The bomber detonated a vest laden with explosives at about 2.45pm (11.45am Irish time) in the Ibn Zanbour restaurant, which is just 400 yards from the main gate of the heavily fortified Green Zone and is especially popular with Iraqi police and soldiers.
Six policemen were among those killed, while the injured included 12 officers, Iraqi army Maj. Falah Al-Mehmadawi said.
Elsewhere, militants staged a series of attacks that killed at least nine other people, despite two joint US-Iraqi offensives – Operations Spear and Dagger – that began earlier this week with about 1,000 US forces and Iraqi soldiers each.
Nearly 60 insurgents have been killed and 100 captured so far in the campaigns, which are aimed at destroying militant networks near the Syrian border and north of Baghdad, the military said.
One US Marine was killed yesterday in Operation Spear and three Americans have been reported wounded.
Troops participating in Operation Spear – in its third day in the Anbar province town of Karabilah – fired Hellfire missiles overnight at two homes where insurgents holed up after shooting mortars at coalition forces, said Lt. Col. Tim Mundy, who commands the 3rd Battalion, 2nd Marine Regiment.
The military said they believed four or five militants may have been killed in the counterattack.
A main battle tank killed a suspected suicide truck bomber, Marine Capt. Jeffrey Pool said from Ramadi, the provincial capital. The vehicle exploded and the tank crew observed secondary blasts from explosives rigged to it, Pool said.
US and Iraqi forces have found that most of the town’s homes are already empty, Marine Capt. Christopher Goland of Lima Company, a unit of the 3rd Battalion, said.
Dozens of buildings in Karabilah, 200 miles west of Baghdad, were destroyed after airstrikes and tank shelling, according to an Associated Press reporter at the scene.
Intelligence officials believe Anbar province is a portal used by extremist groups - including Abu Musab al-Zarqawi’s al-Qaida in Iraq terrorist group - to smuggle in foreign fighters.

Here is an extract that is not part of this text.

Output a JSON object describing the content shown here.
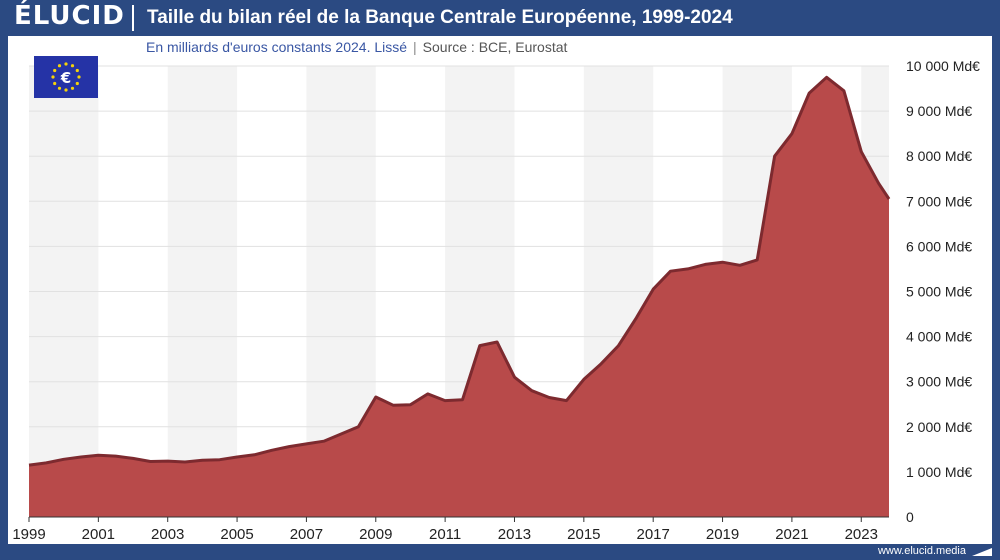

Syria is under intense pressure from Washington and Baghdad to tighten control of its porous 380-mile border with Iraq.
Yesterday, troops searching the town found four Iraqi hostages beaten, handcuffed and chained to a wall in a torture centre, the military said. Some of the men were believed to be Iraqi border guards and they were held captive for three weeks.
The basement of the building where the men were found contained a weapons cache with automatic rifles, ammunition, terrorist training manuals and DVDs with insurgents beheading captives, Pool said.
A schoolhouse on the same compound had a chalkboard with instructions on how to make roadside bombs, he said.
US and Iraqi forces also found a bomb-making factory with blasting caps, cell phones and other materials to make roadside and car bombs. They uncovered sniper rifles, ammunition and a mortar system.